Par Karim-Akli Daoudi
Olivier Corten, professeur de droit international à l’Université libre de Bruxelles (ULB), a qualifié de “décision sans précédent” les mandats d’arrêt délivrés par la Cour pénale internationale (CPI) contre deux hauts responsables israéliens pour crimes de guerre et crimes contre l’humanité perpétrés dans la bande de Gaza. Il a salué le “courage” de la Cour, qui a su “franchir ce pas” malgré des “pressions très fortes” exercées sur ses membres.
Selon le juriste, cette décision marque une rupture notable, car jusqu’à présent, la CPI n’avait ciblé que des personnes issues de pays non occidentaux ou non alliés de l’Occident.

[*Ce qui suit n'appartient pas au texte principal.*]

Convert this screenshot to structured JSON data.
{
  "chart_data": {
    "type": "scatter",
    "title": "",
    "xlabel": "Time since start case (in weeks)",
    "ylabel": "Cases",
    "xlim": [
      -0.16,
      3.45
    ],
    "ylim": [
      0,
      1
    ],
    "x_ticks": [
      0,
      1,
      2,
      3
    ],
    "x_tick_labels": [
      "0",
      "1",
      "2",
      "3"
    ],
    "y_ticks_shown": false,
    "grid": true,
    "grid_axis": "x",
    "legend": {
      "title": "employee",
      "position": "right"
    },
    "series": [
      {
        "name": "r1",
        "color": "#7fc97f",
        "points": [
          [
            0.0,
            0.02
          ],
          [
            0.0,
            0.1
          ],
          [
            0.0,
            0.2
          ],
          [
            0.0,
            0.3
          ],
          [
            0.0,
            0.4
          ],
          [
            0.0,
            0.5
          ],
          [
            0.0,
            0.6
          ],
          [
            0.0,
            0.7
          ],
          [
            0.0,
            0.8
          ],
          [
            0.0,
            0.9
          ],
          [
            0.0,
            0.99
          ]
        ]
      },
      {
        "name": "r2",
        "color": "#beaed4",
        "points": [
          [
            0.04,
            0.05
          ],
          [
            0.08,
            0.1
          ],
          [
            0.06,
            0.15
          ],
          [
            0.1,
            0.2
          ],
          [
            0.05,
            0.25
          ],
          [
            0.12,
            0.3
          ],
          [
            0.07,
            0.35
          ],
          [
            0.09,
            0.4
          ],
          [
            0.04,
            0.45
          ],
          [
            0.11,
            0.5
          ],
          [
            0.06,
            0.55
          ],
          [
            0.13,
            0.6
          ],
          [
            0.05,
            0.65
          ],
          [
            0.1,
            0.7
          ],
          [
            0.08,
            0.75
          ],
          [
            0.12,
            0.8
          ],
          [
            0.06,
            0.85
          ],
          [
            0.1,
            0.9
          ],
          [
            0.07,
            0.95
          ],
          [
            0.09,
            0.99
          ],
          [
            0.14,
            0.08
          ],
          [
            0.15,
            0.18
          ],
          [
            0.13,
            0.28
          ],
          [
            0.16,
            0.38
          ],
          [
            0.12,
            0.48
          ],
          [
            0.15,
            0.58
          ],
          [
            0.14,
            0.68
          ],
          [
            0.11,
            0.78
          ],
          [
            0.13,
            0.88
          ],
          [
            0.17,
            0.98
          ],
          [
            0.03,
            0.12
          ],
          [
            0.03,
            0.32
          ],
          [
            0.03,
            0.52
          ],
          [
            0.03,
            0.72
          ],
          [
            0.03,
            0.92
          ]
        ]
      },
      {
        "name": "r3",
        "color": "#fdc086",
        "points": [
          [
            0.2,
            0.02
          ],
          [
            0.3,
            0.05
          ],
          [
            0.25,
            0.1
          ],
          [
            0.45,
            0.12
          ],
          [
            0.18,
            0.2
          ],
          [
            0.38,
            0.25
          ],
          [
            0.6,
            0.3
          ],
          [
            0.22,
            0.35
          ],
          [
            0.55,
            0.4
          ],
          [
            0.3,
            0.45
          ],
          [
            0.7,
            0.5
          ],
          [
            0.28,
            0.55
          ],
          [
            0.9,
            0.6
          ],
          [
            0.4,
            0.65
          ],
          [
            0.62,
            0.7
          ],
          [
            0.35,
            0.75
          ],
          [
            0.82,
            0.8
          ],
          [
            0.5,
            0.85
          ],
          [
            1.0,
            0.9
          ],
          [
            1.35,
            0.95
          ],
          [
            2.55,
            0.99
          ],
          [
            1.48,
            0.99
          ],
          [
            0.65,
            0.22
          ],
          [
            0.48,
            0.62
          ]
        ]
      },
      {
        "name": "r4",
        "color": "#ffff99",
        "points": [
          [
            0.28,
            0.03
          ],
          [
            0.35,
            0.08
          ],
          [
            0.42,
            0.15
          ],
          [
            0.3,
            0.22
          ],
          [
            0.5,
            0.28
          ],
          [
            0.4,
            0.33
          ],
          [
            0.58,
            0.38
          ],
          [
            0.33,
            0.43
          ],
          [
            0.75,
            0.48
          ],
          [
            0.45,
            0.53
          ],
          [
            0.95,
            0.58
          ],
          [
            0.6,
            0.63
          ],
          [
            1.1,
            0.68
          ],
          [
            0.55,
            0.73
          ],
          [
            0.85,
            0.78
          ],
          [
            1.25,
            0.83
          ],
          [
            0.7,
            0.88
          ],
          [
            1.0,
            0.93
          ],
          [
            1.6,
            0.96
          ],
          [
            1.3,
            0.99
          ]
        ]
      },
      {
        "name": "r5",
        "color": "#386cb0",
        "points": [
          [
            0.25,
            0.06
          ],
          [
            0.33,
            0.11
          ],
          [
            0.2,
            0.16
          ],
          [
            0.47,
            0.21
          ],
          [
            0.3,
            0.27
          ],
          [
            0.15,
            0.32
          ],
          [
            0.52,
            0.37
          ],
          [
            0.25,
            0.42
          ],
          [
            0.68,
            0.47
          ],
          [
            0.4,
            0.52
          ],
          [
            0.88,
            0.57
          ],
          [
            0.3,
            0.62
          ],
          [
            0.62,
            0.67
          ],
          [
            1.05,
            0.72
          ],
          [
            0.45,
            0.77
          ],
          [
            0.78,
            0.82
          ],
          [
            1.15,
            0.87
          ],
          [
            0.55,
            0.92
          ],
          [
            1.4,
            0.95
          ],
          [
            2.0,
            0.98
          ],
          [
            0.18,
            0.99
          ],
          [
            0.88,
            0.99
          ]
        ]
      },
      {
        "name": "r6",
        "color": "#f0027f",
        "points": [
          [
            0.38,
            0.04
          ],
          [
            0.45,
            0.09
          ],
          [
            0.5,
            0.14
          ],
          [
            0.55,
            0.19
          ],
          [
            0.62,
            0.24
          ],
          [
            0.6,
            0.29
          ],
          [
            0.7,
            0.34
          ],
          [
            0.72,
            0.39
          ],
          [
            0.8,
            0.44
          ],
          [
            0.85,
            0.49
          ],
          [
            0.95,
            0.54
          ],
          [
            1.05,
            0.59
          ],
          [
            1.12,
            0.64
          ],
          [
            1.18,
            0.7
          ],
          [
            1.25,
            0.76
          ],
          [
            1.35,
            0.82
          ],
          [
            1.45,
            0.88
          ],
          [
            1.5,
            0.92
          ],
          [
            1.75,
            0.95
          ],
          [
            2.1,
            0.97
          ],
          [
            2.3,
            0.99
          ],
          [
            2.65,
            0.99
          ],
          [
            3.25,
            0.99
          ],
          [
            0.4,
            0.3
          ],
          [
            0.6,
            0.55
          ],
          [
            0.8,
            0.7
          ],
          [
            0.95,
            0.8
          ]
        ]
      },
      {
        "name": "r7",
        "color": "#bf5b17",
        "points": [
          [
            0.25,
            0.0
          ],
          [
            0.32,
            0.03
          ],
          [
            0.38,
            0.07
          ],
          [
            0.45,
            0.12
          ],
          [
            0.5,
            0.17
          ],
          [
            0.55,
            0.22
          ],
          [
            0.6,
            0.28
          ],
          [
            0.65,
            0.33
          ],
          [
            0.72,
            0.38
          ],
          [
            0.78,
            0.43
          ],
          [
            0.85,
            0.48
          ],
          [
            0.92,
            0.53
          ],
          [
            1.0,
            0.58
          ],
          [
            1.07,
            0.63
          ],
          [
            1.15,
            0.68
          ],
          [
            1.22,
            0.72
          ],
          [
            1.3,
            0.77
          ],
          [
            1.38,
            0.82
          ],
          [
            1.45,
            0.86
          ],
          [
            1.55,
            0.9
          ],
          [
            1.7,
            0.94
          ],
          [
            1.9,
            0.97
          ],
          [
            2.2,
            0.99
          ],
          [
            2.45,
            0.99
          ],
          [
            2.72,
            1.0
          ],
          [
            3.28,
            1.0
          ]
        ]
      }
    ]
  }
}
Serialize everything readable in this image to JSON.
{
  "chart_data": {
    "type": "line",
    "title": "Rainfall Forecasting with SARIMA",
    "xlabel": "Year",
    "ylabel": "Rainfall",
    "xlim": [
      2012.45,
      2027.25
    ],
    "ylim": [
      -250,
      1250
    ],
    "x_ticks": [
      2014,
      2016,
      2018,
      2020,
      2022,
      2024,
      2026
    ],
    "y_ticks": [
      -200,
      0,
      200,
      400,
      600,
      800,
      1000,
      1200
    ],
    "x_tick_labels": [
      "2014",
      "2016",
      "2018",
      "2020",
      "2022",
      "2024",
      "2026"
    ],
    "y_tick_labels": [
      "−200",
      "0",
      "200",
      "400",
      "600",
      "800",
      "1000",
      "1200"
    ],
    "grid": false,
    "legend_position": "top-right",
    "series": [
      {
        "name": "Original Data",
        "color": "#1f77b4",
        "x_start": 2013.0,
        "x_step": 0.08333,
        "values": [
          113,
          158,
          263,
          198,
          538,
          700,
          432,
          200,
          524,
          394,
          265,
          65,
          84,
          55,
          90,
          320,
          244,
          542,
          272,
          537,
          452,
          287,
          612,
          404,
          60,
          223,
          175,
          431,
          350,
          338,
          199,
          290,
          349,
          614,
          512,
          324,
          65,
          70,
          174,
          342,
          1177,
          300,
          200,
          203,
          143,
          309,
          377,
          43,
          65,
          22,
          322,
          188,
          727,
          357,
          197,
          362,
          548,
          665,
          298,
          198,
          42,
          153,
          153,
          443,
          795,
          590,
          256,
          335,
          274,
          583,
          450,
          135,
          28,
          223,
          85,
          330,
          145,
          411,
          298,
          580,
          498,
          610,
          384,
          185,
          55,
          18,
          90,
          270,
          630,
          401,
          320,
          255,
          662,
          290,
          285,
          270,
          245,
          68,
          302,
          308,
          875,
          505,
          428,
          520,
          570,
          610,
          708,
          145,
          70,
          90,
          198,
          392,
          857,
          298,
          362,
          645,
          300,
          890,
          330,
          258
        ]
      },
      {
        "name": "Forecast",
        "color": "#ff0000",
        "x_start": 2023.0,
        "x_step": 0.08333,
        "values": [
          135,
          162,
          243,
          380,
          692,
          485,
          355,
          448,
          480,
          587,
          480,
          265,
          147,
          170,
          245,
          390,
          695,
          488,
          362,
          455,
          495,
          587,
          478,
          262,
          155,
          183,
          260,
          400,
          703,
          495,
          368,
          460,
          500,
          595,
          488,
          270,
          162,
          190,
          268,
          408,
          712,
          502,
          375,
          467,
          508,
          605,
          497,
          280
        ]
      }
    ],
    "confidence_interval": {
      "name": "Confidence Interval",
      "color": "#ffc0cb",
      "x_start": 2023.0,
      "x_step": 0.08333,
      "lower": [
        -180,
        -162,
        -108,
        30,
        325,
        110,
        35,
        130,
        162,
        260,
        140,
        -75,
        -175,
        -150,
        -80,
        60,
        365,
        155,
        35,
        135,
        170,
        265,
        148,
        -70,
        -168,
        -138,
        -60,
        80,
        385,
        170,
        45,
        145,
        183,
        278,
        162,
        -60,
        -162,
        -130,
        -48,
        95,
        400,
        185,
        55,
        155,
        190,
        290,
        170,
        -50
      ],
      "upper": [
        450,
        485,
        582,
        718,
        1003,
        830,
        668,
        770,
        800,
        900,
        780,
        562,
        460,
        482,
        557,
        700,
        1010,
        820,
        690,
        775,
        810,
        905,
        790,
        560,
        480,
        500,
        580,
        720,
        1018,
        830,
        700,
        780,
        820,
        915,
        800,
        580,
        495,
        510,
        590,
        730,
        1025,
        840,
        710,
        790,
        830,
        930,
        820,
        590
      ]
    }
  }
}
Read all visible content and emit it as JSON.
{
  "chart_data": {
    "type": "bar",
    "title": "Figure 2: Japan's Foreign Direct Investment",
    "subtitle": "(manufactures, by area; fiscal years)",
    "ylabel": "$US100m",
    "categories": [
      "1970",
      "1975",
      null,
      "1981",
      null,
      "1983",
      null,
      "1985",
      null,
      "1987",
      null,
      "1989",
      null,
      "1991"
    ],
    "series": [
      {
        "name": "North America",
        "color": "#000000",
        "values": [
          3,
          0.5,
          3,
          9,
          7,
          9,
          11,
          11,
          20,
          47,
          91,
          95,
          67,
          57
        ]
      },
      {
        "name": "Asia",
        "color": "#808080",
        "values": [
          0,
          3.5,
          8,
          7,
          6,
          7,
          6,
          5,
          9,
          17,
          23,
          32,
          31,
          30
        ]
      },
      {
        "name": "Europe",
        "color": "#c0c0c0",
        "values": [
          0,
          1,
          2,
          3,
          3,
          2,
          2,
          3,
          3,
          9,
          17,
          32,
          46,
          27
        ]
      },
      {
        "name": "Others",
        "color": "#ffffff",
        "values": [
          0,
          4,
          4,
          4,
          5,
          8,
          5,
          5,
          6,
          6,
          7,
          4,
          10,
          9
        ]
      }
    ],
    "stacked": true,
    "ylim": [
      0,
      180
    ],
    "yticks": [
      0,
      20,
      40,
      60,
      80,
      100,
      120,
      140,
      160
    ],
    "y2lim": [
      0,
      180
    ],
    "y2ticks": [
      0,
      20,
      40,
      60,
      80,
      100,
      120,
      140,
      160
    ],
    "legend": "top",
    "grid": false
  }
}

Cette tendance avait suscité de vives critiques, en particulier de la part des États du Sud global et de nombreux juristes, qui appelaient la Cour à démontrer son indépendance après plus de deux décennies d’existence. “Pour la première fois, elle a montré une autonomie réelle en validant les demandes formulées par le procureur il y a environ six mois, et ce, malgré les nombreuses pressions exercées sur ses membres”, a-t-il expliqué sur la chaîne RTBF dans l’émission “La Première”.
Corten a également évoqué une enquête du Guardian, publiée en mai, qui avait exposé les méthodes de l’État israélien pour saboter les travaux de la CPI. Ces pratiques incluaient des campagnes de surveillance, du piratage informatique et des actes d’intimidation visant à entraver les investigations sur les crimes de guerre commis dans les territoires palestiniens occupés.
Jusqu’à récemment, seuls des responsables africains avaient été poursuivis par la CPI. Cette nouvelle étape, visant un allié proche des États-Unis, représente un tournant. Pour le professeur, elle illustre la capacité de la Cour à “s’affranchir des pressions politiques” et à agir contre les auteurs présumés de crimes graves, quelle que soit leur origine.
Face aux accusations d’antisémitisme formulées par des responsables israéliens, Olivier Corten a fermement rejeté cette lecture, affirmant que les poursuites ne sont pas liées à l’identité des accusés, mais à des “motifs raisonnables” établis par la Cour. “Ils sont jugés pour leurs actes criminels, non pour leurs origines”, a-t-il conclu.